A buy-to-let tycoon who banned Indian and Pakistani tenants "because of the curry smell" has been ordered to ditch the policy.

Landlord Fergus Wilson, who owns hundreds of properties in Kent, denied being racist and told a court he rents to a number of non-white people.

An injunction against the policy was granted at Maidstone County Court.

The Equality and Human Rights Commission (EHRC), which brought the action, said his remarks were unlawful.

Proceedings began after an email from Mr Wilson to his lettings agency, asking to ban "coloured" people from renting his homes, was leaked to The Sun newspaper.

'Political correctness gone mad'

Defending himself at the hearing, Mr Wilson said the decision not to rent was made on economic grounds and not based on the colour of people's skin.

He described the remarks in his e-mail as "adolescent banter".

Mr Wilson, one of the country's biggest buy-to-let landlords, insisted he was not racist, and has a number of non-white tenants in properties.

Judge Richard Polden rejected Mr Wilson's assertion that he had been joking.

He said: "I find that this policy clearly amounts to discrimination.
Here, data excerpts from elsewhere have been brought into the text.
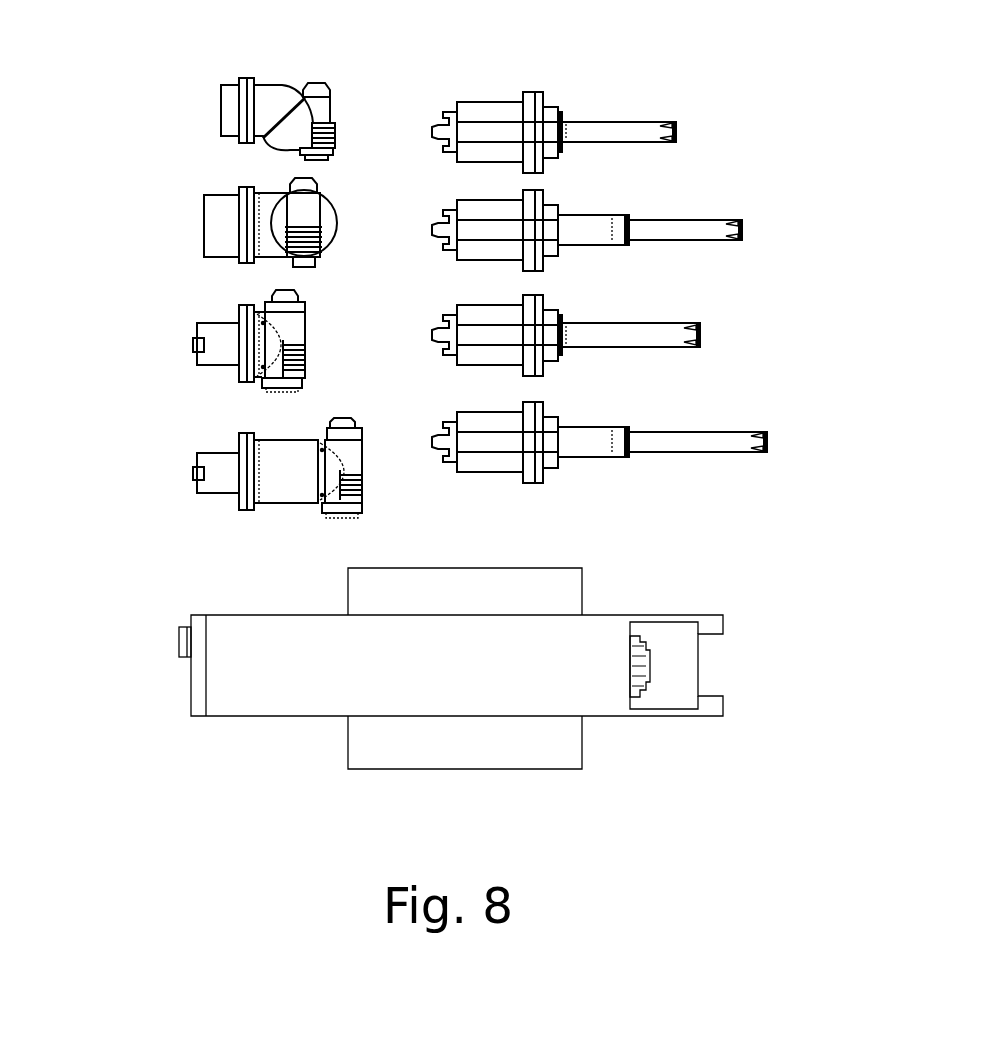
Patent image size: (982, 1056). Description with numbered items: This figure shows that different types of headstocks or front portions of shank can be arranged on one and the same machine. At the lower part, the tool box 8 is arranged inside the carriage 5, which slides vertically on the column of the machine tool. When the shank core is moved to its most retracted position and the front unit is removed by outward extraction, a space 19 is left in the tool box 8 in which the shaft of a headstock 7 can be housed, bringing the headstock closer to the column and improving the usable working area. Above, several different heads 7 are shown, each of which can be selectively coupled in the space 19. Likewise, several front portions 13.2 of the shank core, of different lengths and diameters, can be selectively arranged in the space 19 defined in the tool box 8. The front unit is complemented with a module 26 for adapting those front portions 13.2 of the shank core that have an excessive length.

The headstock 7 is at (203, 120).
The front portion of the shank core 13.2 is at (652, 132).
The module 26 is at (589, 212).
The carriage 5 is at (458, 738).
The tool box 8 is at (295, 671).
The space 19 is at (682, 668).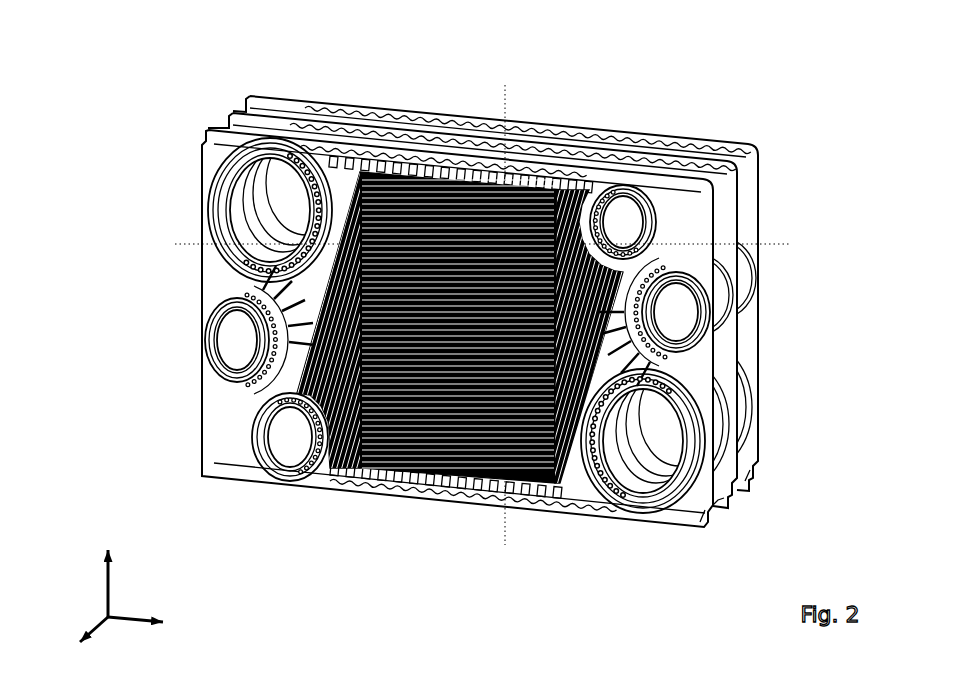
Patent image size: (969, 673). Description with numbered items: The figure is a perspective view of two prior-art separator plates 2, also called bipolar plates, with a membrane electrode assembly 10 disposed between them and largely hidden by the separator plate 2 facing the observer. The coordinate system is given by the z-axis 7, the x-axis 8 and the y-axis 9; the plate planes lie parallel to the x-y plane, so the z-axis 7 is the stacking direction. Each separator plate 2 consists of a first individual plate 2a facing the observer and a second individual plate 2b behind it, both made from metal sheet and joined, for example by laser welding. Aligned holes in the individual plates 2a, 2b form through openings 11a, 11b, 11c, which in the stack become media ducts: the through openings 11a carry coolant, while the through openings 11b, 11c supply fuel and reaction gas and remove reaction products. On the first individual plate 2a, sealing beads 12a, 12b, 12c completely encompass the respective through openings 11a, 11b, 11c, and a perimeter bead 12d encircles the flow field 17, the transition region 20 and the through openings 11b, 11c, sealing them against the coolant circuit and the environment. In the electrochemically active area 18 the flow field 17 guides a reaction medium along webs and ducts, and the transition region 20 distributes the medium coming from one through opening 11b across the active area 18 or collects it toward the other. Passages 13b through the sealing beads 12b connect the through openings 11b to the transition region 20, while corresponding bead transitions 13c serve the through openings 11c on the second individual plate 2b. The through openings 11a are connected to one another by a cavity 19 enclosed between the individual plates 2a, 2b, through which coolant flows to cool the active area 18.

The separator plate 2 is at (699, 522).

I find that the policy is unlawful."

The injunction was granted for three years and orders that Mr Wilson cannot apply a lettings policy stopping Indian or Pakistani people renting his properties.

Image caption,
Fergus Wilson described his remarks as "adolescent banter"

During the hearing, Mr Wilson described the case as "political correctness gone mad" which could have a devastating effect on the lettings industry.

Speaking to BBC Asian Network earlier this year, Mr Wilson said a property he had bought from an Indian couple cost him about £12,000 because the curry smell became a "massive problem".

In the past, Mr Wilson evicted all 200 of his housing benefit tenants, saying he would rather have "migrants as tenants than people on benefits".

'Abhorrent conduct'

Mr Wilson has insisted his motivation in enforcing the ban was to avoid financial risk.

Speaking after the hearing, he maintained there was a "problem" with people "cooking curries" in their homes.

"It gets into the carpets, it gets into the walls. You'll find that most landlords think the same. I'm here because I said it."

EHRC chief executive Rebecca Hilsenrath said: "Denial of a home on the grounds of race or colour is abhorrent conduct we do not accept in today's society.

"There are still deep inequalities in our country, as our race report earlier this year demonstrated, and sadly some of the causes of those inequalities were illustrated by Mr Wilson's comments over the summer.

"Today takes us one step closer to a more equal Britain."